ESCRS - Descemet’s membrane endothelial keratoplasty ;
ESCRS - Descemet’s membrane endothelial keratoplasty ;

Descemet’s membrane endothelial keratoplasty

Descemet’s membrane endothelial keratoplasty
Boris Malyugin
Boris Malyugin
Published: Friday, February 10, 2017
Boris Malyugin MD, PhD showed delegates at the 21st ESCRS Winter Meeting several videos of very tricky surgical problems he has encountered during Descemet’s membrane endothelial keratoplasty (DMEK) procedures in which the DM transplant became “glued” to the iris. Presenting at the ESCRS/EuCornea Cornea Day in Maastricht, The Netherlands, Dr Malyugin stressed that, although the vast majority of DMEK procedures are uneventful, proper placement of the membrane can encounter several pitfalls. Dr Malyugin, Moscow, Russia, presented videos of two cases. In the first case, the transplant was very strongly adherent to the peripheral anterior surface of the iris, requiring a great deal of manipulation and re-dying of the membrane to maintain visibility of the transplant. Despite this manipulation, endothelial cell count was normal for a transplant at six months after surgery. The second case was complicated by minor iris haemorrhage during surgical iridotomy, which he performs with a bent needle and a Sinskey Hook.
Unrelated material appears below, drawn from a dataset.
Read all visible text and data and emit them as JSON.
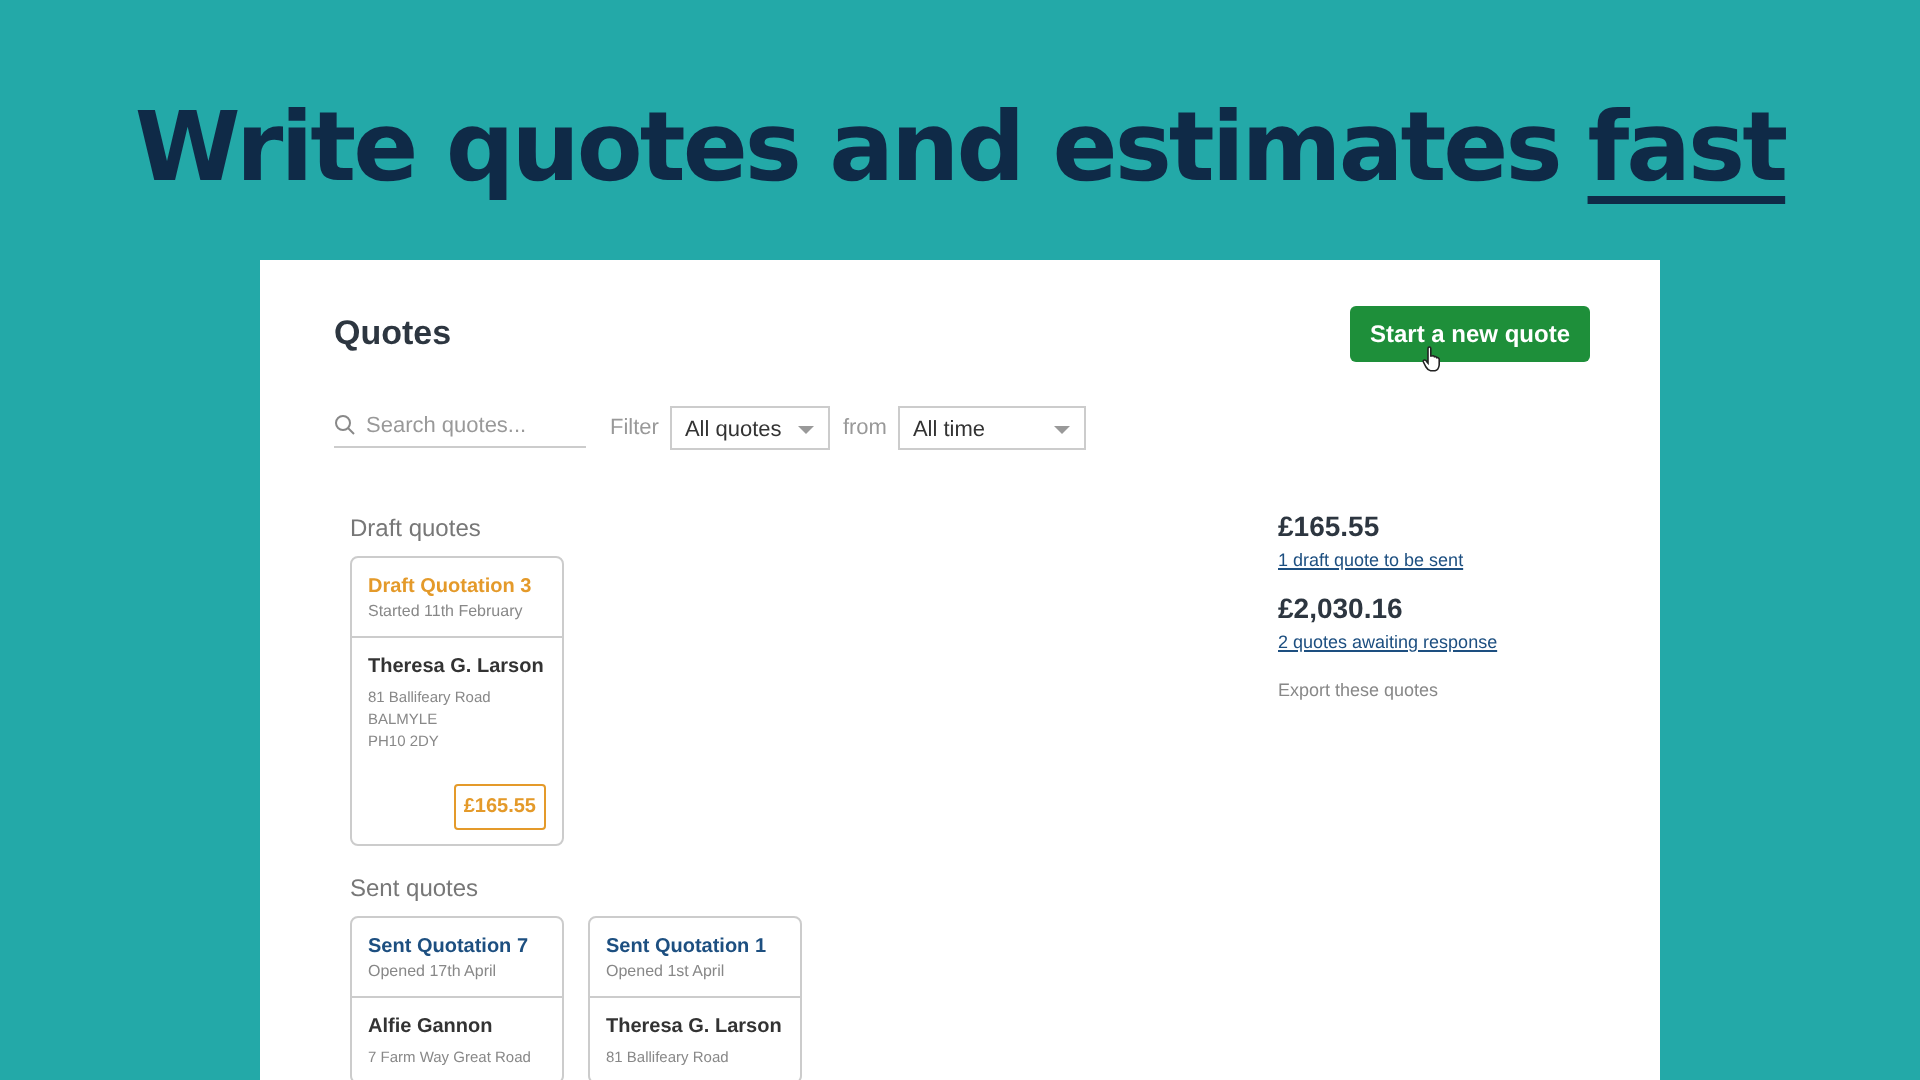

The bleeding caused strong adhesion between the iris and DM. “Blood in the anterior chamber acts like a fibrin glue, attaching the DM to the surface of the iris,” said Dr Malyugin. He reminded delegates to be careful with the surgical iridectomy in order to avoid bleeding from the iris, and to completely remove all blood clots before membrane injection. In this case, relieving the adhesion was not possible, and Dr Malyugin realised that the transplant would not survive the manipulation. “As in this case, conversion from DMEK to Descemet's stripping automated endothelial keratoplasty (DSAEK) might sometimes be a good option,” he concluded.